SIOUX CITY — There was a war of words over going to war and a Texas governor comparing himself to a Denver quarterback, but the candidates seeking the Republican presidential nomination mostly kept the aim locked on President Barack Obama last night.
The electoral stakes couldn’t have been higher going into the debate — the last one before the Jan. 3 Iowa caucuses. Moderator and Fox News journalist Bret Baier called it “closing arguments” for the candidates. The debate was sponsored by Fox News and the Iowa Republican Party.
Former House Speaker Newt Gingrich came into the debate leading in the national polls and most Iowa polls, while his closest opponent, former Massachusetts Gov. Mitt Romney is leading in New Hampshire.
Gingrich’s status as front-runner had pundits figuring that the former speaker would be the target of the other candidates, but he turned out to be a bigger target for the Fox moderators, who baited him with statements from other candidates. Gingrich didn’t bite and responded, for the most part.
Romney, meanwhile, didn’t show the combativeness he did in last weekend’s debate when he offered a $10,000 bet to Texas Gov. Rick Perry.
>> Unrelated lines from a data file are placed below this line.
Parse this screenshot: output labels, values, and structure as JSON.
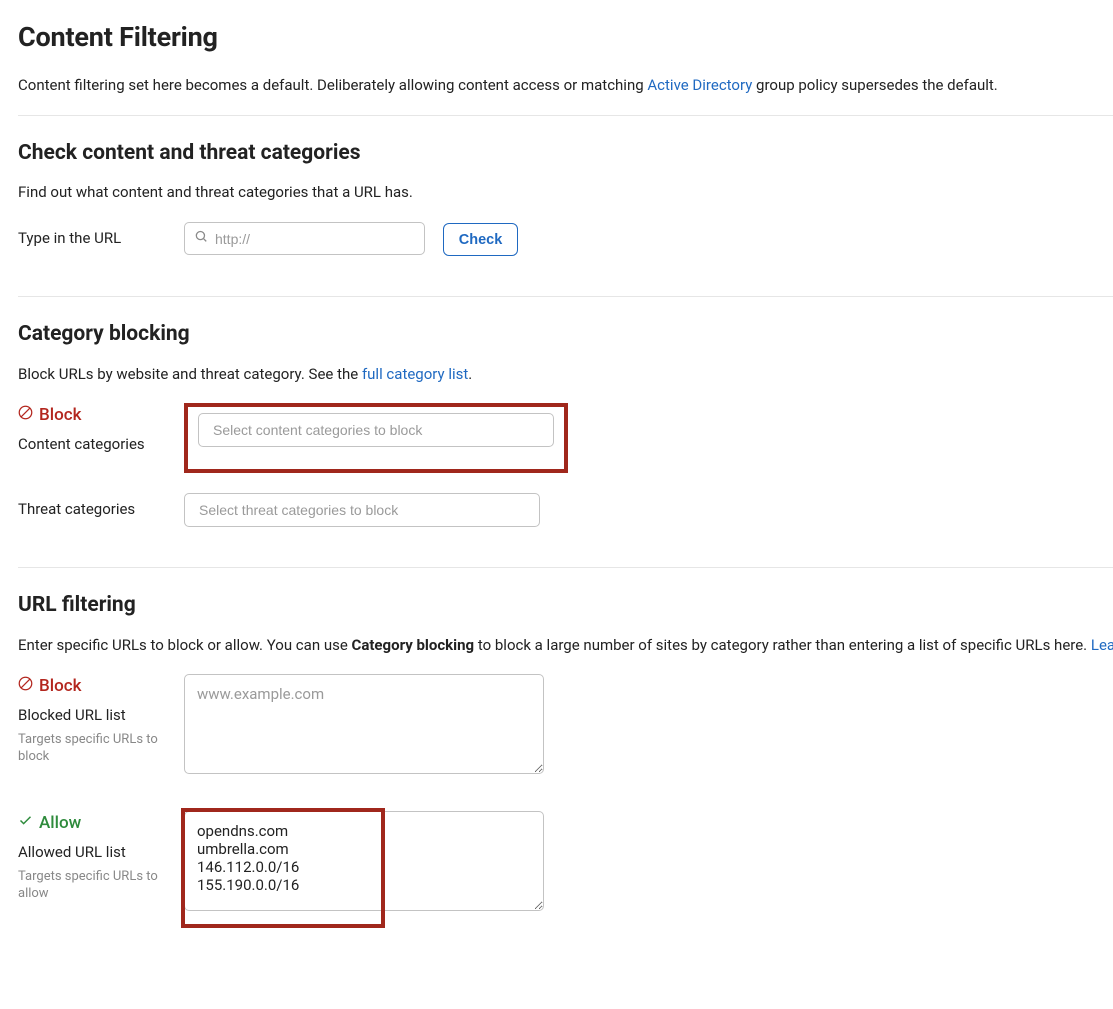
{
  "header": {
    "title": "Content Filtering",
    "intro_pre": "Content filtering set here becomes a default. Deliberately allowing content access or matching ",
    "intro_link": "Active Directory",
    "intro_post": " group policy supersedes the default."
  },
  "checkCategories": {
    "title": "Check content and threat categories",
    "desc": "Find out what content and threat categories that a URL has.",
    "label": "Type in the URL",
    "placeholder": "http://",
    "button": "Check"
  },
  "categoryBlocking": {
    "title": "Category blocking",
    "desc_pre": "Block URLs by website and threat category. See the",
    "desc_link": "full category list",
    "desc_post": ".",
    "blockTag": "Block",
    "contentLabel": "Content categories",
    "contentPlaceholder": "Select content categories to block",
    "threatLabel": "Threat categories",
    "threatPlaceholder": "Select threat categories to block"
  },
  "urlFiltering": {
    "title": "URL filtering",
    "desc_pre": "Enter specific URLs to block or allow. You can use ",
    "desc_bold": "Category blocking",
    "desc_mid": " to block a large number of sites by category rather than entering a list of specific URLs here.",
    "desc_link": "Lea",
    "blockTag": "Block",
    "blockedLabel": "Blocked URL list",
    "blockedHelp": "Targets specific URLs to block",
    "blockedPlaceholder": "www.example.com",
    "allowTag": "Allow",
    "allowedLabel": "Allowed URL list",
    "allowedHelp": "Targets specific URLs to allow",
    "allowedValue": "opendns.com\numbrella.com\n146.112.0.0/16\n155.190.0.0/16"
  }
}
Given the chance to go after Gingrich, Romney chose to go after Obama on national security and, particularly, the economy.
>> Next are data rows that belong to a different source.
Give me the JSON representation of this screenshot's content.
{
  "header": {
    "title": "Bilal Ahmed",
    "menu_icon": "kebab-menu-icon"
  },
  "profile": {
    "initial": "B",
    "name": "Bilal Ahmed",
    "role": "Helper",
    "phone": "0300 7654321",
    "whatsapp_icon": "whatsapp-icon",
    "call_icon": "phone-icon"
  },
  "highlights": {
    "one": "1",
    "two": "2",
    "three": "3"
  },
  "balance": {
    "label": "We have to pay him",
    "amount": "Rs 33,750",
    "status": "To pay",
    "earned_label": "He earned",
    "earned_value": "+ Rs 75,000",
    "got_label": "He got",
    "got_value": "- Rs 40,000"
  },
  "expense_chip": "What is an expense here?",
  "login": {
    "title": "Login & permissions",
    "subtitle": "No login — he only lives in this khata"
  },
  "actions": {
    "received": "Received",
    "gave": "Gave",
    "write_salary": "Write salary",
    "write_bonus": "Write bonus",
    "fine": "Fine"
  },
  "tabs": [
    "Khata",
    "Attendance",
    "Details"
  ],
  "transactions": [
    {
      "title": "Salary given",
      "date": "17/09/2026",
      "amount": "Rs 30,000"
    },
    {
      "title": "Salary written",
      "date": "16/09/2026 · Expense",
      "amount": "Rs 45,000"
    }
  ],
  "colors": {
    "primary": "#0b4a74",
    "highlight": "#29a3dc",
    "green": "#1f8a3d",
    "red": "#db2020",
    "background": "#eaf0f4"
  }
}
“I want to take a step back and talk about what’s happening in the country,” Romney said when asked to talk about Gingrich’s electability. “I spent my life in the private sector. I have credibility on the economy when (Obama) doesn’t.”
One of the most heated exchanges of the night came when the question of how the candidates would react to Iran’s nuclear ambitions.
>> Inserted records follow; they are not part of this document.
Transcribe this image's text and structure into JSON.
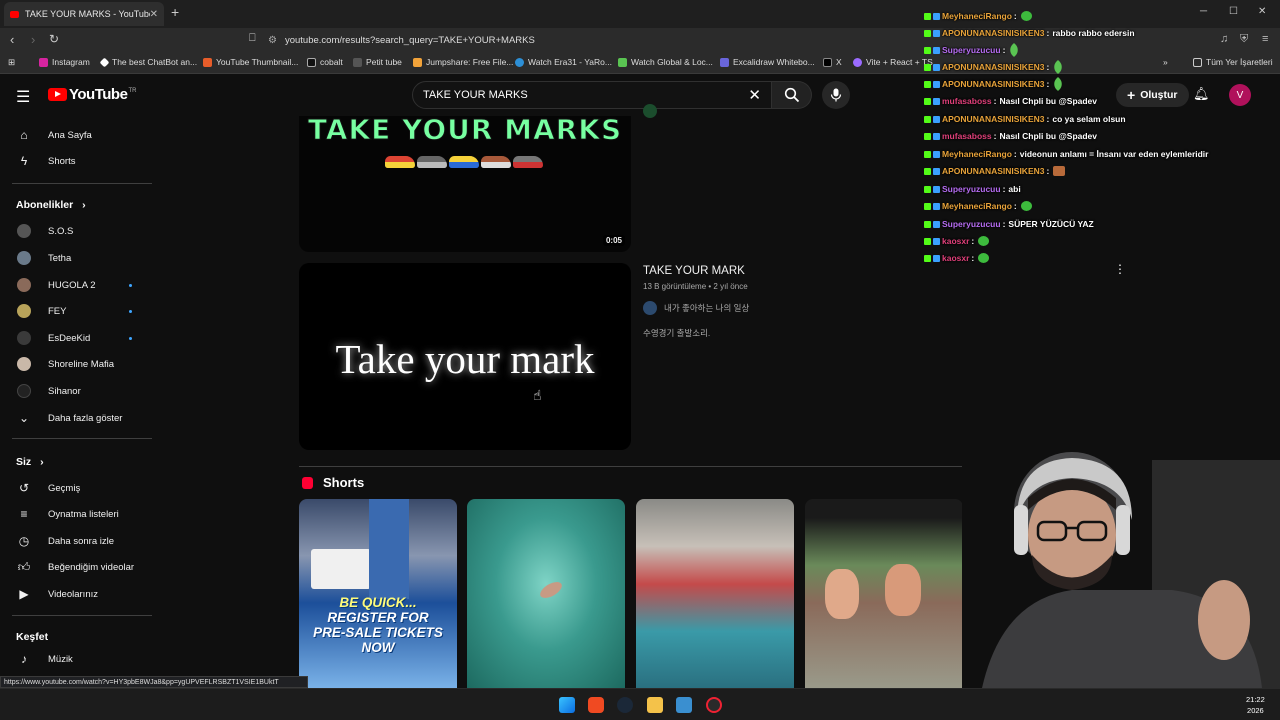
{
  "browser": {
    "tab_title": "TAKE YOUR MARKS - YouTube",
    "url": "youtube.com/results?search_query=TAKE+YOUR+MARKS",
    "bookmarks": [
      "Instagram",
      "The best ChatBot an...",
      "YouTube Thumbnail...",
      "cobalt",
      "Petit tube",
      "Jumpshare: Free File...",
      "Watch Era31 - YaRo...",
      "Watch Global & Loc...",
      "Excalidraw Whitebo...",
      "X",
      "Vite + React + TS",
      "Tüm Yer İşaretleri"
    ]
  },
  "youtube": {
    "logo": "YouTube",
    "logo_region": "TR",
    "search_value": "TAKE YOUR MARKS",
    "create_label": "Oluştur",
    "avatar_letter": "V"
  },
  "sidebar": {
    "home": "Ana Sayfa",
    "shorts": "Shorts",
    "subs_title": "Abonelikler",
    "channels": [
      {
        "name": "S.O.S",
        "color": "#555555",
        "dot": false
      },
      {
        "name": "Tetha",
        "color": "#6a7a8a",
        "dot": false
      },
      {
        "name": "HUGOLA 2",
        "color": "#8a6a5a",
        "dot": true
      },
      {
        "name": "FEY",
        "color": "#b8a35a",
        "dot": true
      },
      {
        "name": "EsDeeKid",
        "color": "#3a3a3a",
        "dot": true
      },
      {
        "name": "Shoreline Mafia",
        "color": "#c9b8a8",
        "dot": false
      },
      {
        "name": "Sihanor",
        "color": "#222222",
        "dot": false
      }
    ],
    "show_more": "Daha fazla göster",
    "you_title": "Siz",
    "you_items": [
      "Geçmiş",
      "Oynatma listeleri",
      "Daha sonra izle",
      "Beğendiğim videolar",
      "Videolarınız"
    ],
    "explore_title": "Keşfet",
    "explore_items": [
      "Müzik"
    ]
  },
  "results": {
    "video1": {
      "thumb_text": "TAKE YOUR MARKS",
      "duration": "0:05"
    },
    "video2": {
      "thumb_text": "Take your mark",
      "title": "TAKE YOUR MARK",
      "meta": "13 B görüntüleme • 2 yıl önce",
      "channel": "내가 좋아하는 나의 일상",
      "description": "수영경기 출발소리."
    },
    "shorts_title": "Shorts",
    "short_promo": [
      "BE QUICK...",
      "REGISTER FOR",
      "PRE-SALE TICKETS",
      "NOW"
    ]
  },
  "status_url": "https://www.youtube.com/watch?v=HY3pbE8WJa8&pp=ygUPVEFLRSBZT1VSIE1BUktT",
  "chat": {
    "messages": [
      {
        "user": "MeyhaneciRango",
        "color": "#e8a33a",
        "text": "",
        "emote": "green"
      },
      {
        "user": "APONUNANASINISIKEN3",
        "color": "#e8a33a",
        "text": "rabbo rabbo edersin",
        "emote": ""
      },
      {
        "user": "Superyuzucuu",
        "color": "#b56cf0",
        "text": "",
        "emote": "feather"
      },
      {
        "user": "APONUNANASINISIKEN3",
        "color": "#e8a33a",
        "text": "",
        "emote": "feather"
      },
      {
        "user": "APONUNANASINISIKEN3",
        "color": "#e8a33a",
        "text": "",
        "emote": "feather"
      },
      {
        "user": "mufasaboss",
        "color": "#e0407a",
        "text": "Nasıl Chpli bu @Spadev",
        "emote": ""
      },
      {
        "user": "APONUNANASINISIKEN3",
        "color": "#e8a33a",
        "text": "co ya selam olsun",
        "emote": ""
      },
      {
        "user": "mufasaboss",
        "color": "#e0407a",
        "text": "Nasıl Chpli bu @Spadev",
        "emote": ""
      },
      {
        "user": "MeyhaneciRango",
        "color": "#e8a33a",
        "text": "videonun anlamı = İnsanı var eden eylemleridir",
        "emote": ""
      },
      {
        "user": "APONUNANASINISIKEN3",
        "color": "#e8a33a",
        "text": "",
        "emote": "brown"
      },
      {
        "user": "Superyuzucuu",
        "color": "#b56cf0",
        "text": "abi",
        "emote": ""
      },
      {
        "user": "MeyhaneciRango",
        "color": "#e8a33a",
        "text": "",
        "emote": "green"
      },
      {
        "user": "Superyuzucuu",
        "color": "#b56cf0",
        "text": "SÜPER YÜZÜCÜ YAZ",
        "emote": ""
      },
      {
        "user": "kaosxr",
        "color": "#e0407a",
        "text": "",
        "emote": "green"
      },
      {
        "user": "kaosxr",
        "color": "#e0407a",
        "text": "",
        "emote": "green"
      }
    ]
  },
  "taskbar": {
    "time": "21:22",
    "year": "2026"
  }
}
U.S. Rep. Ron Paul of Texas said he did not support sanctions and called much of the talk about the spy plane that the Iranians have downed “war propaganda.”
“I have never heard a more dangerous answer,” U.S. Rep. Michele Bachmann of Minnesota responded. The two then spent several minutes going back and forth.
The congresswoman and Waterloo native has spent more time in Iowa than most candidates and begins a 99-county tour of the state today.
Rick Santorum, the former Pennsylvania senator, wrapped up his 99-county tour earlier this week and claims to have participated in 350 town hall meetings throughout the state.
He, like Bachmann, is angling for the votes of Iowa’s social conservatives who find Romney and Gingrich too moderate.
The two are joined by Perry, whose campaign adds have recently taken a sharp right turn. His television ads have gone after gays in the military, Washington “insiders,” and what he calls President Barack “Obama’s war on religion.”
Perry was the one who compared himself to Denver Broncos quarterback Tim Tebow, saying he hoped to be the Tim Tebow of the caucuses, in reference to Tebow’s ability to prove doubters wrong.
The debate also featured former Utah Gov. Jon Huntsman, who has not campaigned in Iowa. He called himself the consistent conservative and the answers to his questions seemed to be more aimed at introducing his campaign themes — he said Americans need to restore trust — to an audience that doesn’t know him, than responding to what the other candidates said.